What I also didn’t realize is that as we make space for new contents in the vessel, the old contents don’t get dumped in the dirt. Rather, we pass on what we have treasured to the juniors, sophomores, and freshmen, teaching them to value what it is they are receiving and to fill their vessels meaningfully. This is the legacy of all the trip leaders for Arrupe, Appa, Jamaica Magis, Jamaica Mustardseed and other service organizations. This is the legacy of all the E-Board members for culture clubs, choreographers for dance teams, and leaders for every student organization. This is the legacy of everyone who helped sustain the same caliber of community, friendship, and joy that transformed their time at Boston College.
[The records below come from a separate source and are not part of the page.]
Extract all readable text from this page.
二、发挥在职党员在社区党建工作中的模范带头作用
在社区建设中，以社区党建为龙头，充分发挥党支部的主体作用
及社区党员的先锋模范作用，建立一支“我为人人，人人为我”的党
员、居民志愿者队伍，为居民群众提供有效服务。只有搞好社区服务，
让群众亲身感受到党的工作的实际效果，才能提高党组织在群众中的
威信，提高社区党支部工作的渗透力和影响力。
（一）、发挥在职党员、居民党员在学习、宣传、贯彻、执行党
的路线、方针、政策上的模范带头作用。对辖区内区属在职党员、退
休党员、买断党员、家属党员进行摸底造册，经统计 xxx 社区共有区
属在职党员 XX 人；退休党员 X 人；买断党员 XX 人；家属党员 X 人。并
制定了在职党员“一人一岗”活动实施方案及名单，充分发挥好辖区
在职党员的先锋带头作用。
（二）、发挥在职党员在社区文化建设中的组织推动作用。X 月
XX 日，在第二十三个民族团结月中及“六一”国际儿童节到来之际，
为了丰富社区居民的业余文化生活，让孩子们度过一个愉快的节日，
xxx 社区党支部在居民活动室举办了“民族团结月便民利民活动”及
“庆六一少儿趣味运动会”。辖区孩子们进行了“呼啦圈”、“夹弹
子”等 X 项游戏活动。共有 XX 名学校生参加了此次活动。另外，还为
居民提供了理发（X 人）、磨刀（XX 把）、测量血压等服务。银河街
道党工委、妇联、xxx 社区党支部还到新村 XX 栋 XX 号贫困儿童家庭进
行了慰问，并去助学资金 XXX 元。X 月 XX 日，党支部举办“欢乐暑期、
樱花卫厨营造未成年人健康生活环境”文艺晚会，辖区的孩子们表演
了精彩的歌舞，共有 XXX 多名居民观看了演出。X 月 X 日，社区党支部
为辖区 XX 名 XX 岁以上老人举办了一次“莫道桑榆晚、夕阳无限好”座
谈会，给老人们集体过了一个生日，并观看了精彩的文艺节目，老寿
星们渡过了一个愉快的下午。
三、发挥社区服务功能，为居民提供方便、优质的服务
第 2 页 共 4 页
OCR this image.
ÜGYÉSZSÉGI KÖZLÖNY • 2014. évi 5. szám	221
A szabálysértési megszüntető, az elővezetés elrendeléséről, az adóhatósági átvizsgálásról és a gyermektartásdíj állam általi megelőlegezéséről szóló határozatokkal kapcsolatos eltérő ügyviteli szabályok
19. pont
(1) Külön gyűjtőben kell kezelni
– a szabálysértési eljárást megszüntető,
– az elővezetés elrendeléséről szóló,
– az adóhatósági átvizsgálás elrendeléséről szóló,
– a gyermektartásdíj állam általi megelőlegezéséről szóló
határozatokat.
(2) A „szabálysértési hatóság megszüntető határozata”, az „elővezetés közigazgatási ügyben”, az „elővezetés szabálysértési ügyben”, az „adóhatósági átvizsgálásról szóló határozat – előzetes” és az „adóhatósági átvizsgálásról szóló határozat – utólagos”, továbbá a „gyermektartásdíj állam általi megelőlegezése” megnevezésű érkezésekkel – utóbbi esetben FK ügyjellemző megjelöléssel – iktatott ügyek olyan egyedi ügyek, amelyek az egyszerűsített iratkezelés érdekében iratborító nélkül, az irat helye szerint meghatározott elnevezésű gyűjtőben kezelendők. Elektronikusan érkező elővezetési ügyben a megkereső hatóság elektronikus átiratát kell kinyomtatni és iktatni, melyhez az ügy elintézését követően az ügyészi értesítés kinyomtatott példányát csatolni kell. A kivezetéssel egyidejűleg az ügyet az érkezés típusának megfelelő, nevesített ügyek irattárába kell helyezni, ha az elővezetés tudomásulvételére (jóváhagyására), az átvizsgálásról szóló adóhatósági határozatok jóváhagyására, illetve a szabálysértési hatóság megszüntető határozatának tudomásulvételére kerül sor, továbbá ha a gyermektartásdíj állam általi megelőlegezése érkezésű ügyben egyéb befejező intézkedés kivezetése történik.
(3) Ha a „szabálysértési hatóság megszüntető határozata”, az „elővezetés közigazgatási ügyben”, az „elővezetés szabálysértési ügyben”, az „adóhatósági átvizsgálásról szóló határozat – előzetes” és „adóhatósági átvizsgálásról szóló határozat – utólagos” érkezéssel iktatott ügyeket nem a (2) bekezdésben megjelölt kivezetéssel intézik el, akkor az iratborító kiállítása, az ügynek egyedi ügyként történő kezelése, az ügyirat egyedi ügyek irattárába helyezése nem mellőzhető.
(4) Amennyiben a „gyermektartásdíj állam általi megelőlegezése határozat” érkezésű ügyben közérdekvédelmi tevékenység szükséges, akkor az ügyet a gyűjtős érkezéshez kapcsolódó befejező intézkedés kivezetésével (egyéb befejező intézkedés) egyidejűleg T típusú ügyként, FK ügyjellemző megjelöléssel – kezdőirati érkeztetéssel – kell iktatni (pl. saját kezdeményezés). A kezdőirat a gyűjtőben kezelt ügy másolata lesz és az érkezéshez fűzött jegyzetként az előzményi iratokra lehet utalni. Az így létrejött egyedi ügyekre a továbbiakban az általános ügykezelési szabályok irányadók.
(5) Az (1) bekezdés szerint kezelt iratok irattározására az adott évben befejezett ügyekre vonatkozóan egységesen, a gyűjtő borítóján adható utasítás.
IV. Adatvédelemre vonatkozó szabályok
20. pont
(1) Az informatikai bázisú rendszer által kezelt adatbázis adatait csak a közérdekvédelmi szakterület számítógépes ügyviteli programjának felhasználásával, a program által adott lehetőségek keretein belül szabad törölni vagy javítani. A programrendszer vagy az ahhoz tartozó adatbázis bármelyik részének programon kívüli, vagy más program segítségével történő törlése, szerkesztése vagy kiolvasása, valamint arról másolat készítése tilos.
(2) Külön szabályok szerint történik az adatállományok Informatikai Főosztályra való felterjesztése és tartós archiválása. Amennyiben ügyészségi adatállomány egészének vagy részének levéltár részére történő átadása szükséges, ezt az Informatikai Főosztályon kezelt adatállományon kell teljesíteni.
So as I go about my life at home, I alternate between two feelings. Sometimes, when I chat with a friend like old times, I acutely feel the words of our conversation echoing in an empty vessel, marking every contour of what was had and what was lost. Other times, I stare into this empty vessel, and it seems like a conch shell, ringing with memories of the ocean in which it once tossed and turned, ready to sound anew with the next breath of our spirit, of God, that fills it.